AWS re:Invent 2019 has come and gone. The event was full of announcements, people (the entire Las Vegas strip was taken over by 65,000), and fun. Many announcements were shared prior to the event, but in a 3-hour marathon keynote, AWS CEO Andy Jassy shared more…and more….and more. And he did it all without saying “multi-cloud” or “hybrid cloud,” the latter being most impressive since, well, Outposts. Focusing on analytics, databases, and AI, here are some of my key takeaways.
Based on end-user conversations, one of the potential drawbacks of AWS analytics services has been around performance and how platforms like RedShift deliver throughput/latency and handle concurrency. It’s not that the services weren’t performant, but handling the scale of where many organizations want to go was a perceived challenge for AWS. Combine that with some recent digs from Microsoft at Ignite just a month ago, and I was expecting a good response from AWS. I was not disappointed. Performance was front and center across much of the analytics announcements.
There is a heavy focus on performance so far in the @awscloud keynote. RedShift RA3 Instances to independently scale compute and storage. AQUA for query acceleration, and UltraWarm for an even faster tier of Elasticsearch storage. #reInvent
— Mike Leone (@MikeLeone_IT) December 3, 2019
Additionally, AWS launched two new features to help improve the integration and management of data warehouses and data lakes. Data Lake Export will be used to unload data from a Redshift cluster to S3 in Apache Parquet, and Federated Query will enable end-users to query data from RedShift across data stored in RedShift, an S3 data lake, and in other AWS database services.
The one area I was expecting to hear something about was visualization and QuickSight. With Salesforce acquiring Tableau, Google acquiring Looker, and Microsoft continuing their dominance with PowerBI, I was expecting some kind of response here, but we didn’t get anything. With that in mind, I think this will be the first area we hear updates on in the new year.
Jassy talked about AWS offering the most complete collection of purpose-built databases. Aurora, AWS’s MySQL and PostgreSQL-compatible relational database, remains the fastest growing AWS service to date. But the big announcement in this space was the Apache Cassandra managed service. It’s interesting because AWS already has a well adopted offering that competes in DynamoDB. This one will be interesting to follow over the next couple years because it remains to be seen how invested AWS is in the open source project or if they’re looking at this new offering to serve as somewhat of a gateway to Dynamo.
SageMaker, SageMaker, SageMaker.
@awscloud SageMaker has added 50+ capabilities over the last year, between Ground Truth, Marketplace, SageMaker RL, Spot, and Neo.

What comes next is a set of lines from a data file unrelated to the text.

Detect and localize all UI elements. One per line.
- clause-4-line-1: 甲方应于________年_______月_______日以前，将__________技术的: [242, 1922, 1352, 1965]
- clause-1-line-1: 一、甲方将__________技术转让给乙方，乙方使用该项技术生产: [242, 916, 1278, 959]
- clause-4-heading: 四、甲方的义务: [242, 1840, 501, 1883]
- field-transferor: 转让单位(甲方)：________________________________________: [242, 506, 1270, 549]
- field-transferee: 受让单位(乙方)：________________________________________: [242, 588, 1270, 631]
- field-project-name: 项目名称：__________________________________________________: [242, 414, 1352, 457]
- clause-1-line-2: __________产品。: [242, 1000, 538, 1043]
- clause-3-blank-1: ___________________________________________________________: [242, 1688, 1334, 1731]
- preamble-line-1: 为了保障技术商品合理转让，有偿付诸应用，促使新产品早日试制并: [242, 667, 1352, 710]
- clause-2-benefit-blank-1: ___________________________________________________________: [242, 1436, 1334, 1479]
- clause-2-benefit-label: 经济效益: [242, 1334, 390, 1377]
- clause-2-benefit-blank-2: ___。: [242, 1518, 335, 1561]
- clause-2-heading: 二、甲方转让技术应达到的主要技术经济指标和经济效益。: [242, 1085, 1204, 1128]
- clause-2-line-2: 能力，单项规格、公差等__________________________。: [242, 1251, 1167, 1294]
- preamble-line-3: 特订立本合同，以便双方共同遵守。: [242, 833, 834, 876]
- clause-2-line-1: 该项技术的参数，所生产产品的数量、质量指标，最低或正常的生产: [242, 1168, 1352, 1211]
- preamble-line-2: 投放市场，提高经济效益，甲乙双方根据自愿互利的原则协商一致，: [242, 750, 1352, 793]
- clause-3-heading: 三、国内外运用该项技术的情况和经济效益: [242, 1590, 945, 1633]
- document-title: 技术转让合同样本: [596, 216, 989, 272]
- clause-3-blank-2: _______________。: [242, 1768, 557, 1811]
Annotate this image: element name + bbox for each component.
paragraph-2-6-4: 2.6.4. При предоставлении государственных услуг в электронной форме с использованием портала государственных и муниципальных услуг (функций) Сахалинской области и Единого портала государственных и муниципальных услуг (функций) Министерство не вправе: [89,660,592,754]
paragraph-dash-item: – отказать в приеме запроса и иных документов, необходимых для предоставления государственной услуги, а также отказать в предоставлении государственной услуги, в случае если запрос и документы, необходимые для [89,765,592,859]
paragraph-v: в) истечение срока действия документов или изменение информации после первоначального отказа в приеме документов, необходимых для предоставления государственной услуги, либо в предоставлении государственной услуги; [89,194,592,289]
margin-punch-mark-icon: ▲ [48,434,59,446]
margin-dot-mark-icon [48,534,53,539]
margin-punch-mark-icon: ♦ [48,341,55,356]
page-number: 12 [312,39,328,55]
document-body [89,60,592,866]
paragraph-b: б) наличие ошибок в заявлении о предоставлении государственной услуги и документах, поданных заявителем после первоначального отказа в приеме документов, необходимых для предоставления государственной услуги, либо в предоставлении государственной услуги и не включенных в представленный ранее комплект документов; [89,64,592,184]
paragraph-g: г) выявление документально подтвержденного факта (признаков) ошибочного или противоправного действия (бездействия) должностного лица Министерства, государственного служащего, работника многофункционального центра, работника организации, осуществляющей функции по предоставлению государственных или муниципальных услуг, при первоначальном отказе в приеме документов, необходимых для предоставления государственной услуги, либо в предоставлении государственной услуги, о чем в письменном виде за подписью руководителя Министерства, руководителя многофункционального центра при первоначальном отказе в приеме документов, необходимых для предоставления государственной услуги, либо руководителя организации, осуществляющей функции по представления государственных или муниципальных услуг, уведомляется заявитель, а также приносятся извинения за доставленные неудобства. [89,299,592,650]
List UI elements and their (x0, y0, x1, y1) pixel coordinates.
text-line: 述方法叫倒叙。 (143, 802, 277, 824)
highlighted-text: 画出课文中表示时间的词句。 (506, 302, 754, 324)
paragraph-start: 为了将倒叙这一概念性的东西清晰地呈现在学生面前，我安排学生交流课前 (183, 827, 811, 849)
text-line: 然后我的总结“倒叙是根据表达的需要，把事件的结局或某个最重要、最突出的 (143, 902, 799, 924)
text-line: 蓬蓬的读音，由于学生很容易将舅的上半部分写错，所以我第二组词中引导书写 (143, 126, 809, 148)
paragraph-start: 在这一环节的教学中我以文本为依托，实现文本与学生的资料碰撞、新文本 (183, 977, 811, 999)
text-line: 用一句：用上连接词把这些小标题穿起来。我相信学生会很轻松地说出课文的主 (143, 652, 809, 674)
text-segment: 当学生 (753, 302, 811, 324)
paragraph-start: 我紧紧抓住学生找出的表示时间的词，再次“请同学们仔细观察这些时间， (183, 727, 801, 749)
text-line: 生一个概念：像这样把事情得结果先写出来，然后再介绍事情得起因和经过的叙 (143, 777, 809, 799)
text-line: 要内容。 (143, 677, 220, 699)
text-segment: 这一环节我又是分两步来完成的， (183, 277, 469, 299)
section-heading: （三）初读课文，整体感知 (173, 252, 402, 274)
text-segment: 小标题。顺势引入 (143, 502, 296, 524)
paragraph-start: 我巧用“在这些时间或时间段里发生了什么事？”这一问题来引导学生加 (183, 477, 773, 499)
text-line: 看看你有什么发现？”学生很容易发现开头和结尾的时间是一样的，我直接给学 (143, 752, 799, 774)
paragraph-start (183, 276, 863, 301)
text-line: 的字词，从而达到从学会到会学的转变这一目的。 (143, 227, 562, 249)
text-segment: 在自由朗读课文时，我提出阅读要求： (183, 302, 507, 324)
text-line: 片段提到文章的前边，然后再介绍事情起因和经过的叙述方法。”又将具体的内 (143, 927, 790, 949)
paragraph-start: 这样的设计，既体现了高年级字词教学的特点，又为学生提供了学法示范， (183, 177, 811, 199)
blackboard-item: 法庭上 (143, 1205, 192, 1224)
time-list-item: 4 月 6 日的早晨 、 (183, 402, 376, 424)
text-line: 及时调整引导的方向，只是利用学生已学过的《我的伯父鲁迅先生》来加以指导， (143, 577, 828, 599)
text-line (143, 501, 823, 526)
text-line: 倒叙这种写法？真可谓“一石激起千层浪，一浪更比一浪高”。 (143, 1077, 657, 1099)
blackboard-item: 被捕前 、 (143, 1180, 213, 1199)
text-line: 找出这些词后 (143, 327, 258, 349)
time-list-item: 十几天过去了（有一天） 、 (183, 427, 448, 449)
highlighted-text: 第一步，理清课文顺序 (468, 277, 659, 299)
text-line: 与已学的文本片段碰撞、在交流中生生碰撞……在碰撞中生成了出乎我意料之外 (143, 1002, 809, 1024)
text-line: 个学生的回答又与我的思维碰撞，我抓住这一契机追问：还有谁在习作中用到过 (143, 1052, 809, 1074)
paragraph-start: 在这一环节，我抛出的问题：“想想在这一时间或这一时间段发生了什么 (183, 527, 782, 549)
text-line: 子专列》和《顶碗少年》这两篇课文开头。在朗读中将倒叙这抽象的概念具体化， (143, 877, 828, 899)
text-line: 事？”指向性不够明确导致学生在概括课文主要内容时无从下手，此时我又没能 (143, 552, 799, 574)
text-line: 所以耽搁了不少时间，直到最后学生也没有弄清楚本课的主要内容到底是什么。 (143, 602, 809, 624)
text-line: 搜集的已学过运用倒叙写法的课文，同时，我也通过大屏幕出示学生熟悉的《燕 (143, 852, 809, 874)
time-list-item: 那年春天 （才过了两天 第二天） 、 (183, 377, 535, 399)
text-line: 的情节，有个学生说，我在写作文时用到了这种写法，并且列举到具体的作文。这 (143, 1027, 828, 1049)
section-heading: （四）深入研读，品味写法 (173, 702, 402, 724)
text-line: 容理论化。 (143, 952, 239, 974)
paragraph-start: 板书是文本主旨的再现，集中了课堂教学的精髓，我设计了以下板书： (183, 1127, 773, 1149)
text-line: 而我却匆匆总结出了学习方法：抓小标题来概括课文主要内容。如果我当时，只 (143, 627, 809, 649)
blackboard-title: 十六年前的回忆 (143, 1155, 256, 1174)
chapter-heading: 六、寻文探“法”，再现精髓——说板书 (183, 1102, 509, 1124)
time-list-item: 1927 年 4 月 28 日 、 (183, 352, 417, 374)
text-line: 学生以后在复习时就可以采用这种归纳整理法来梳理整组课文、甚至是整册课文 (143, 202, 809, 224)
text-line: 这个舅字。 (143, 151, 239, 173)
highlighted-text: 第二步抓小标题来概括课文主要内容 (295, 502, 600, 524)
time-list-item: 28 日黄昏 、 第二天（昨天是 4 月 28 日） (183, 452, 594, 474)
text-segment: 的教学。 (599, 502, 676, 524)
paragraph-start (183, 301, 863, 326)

Tons of innovation that is being driven by the rapid adoption of the technology and feedback from customers. #reInvent
— Mike Leone (@MikeLeone_IT) December 3, 2019
On stage, Jassy announced more updates to SageMaker, which I believe is the most important of all their AI services. They’re continuing to invest in ways to simplify not just how to get started and use the service itself, but the on-ramp for both developers and data scientists. SageMaker Studio brings an integrated IDE to the stack, which is a huge deal since ESG research shows the area of the infrastructure stack that is believed to be the weakest link in an organization’s ability to deliver an effective AI/ML environment is an integrated IDE. Additionally they announced:
- Notebooks – Within Studio, developers can spin up ML notebooks in seconds, and share them with a single click.
- Model monitor – Fully managed automatic monitoring for ML models.
- Experiments – Organize, track, and compare associated ML training projects.
- Debugger – Debug ML models.
- Autopilot – Inspect data sets, and run a number of candidates to figure out the optimal combination of data preprocessing steps, machine learning algorithms, and hyperparameters, all with just a few clicks in Studio or with a single API call.
- Deep Graph Library – Availability of the open source library built for easy implementation of graph neural networks.
- Processing – Fully managed service to easily run preprocessing, postprocessing, and model evaluation workloads.
In total, there were over 70 announcements across all of AWS. And while these are still a lot to digest, one thing stuck out to me above all else: AWS is not resting on its laurels of being the cloud leader.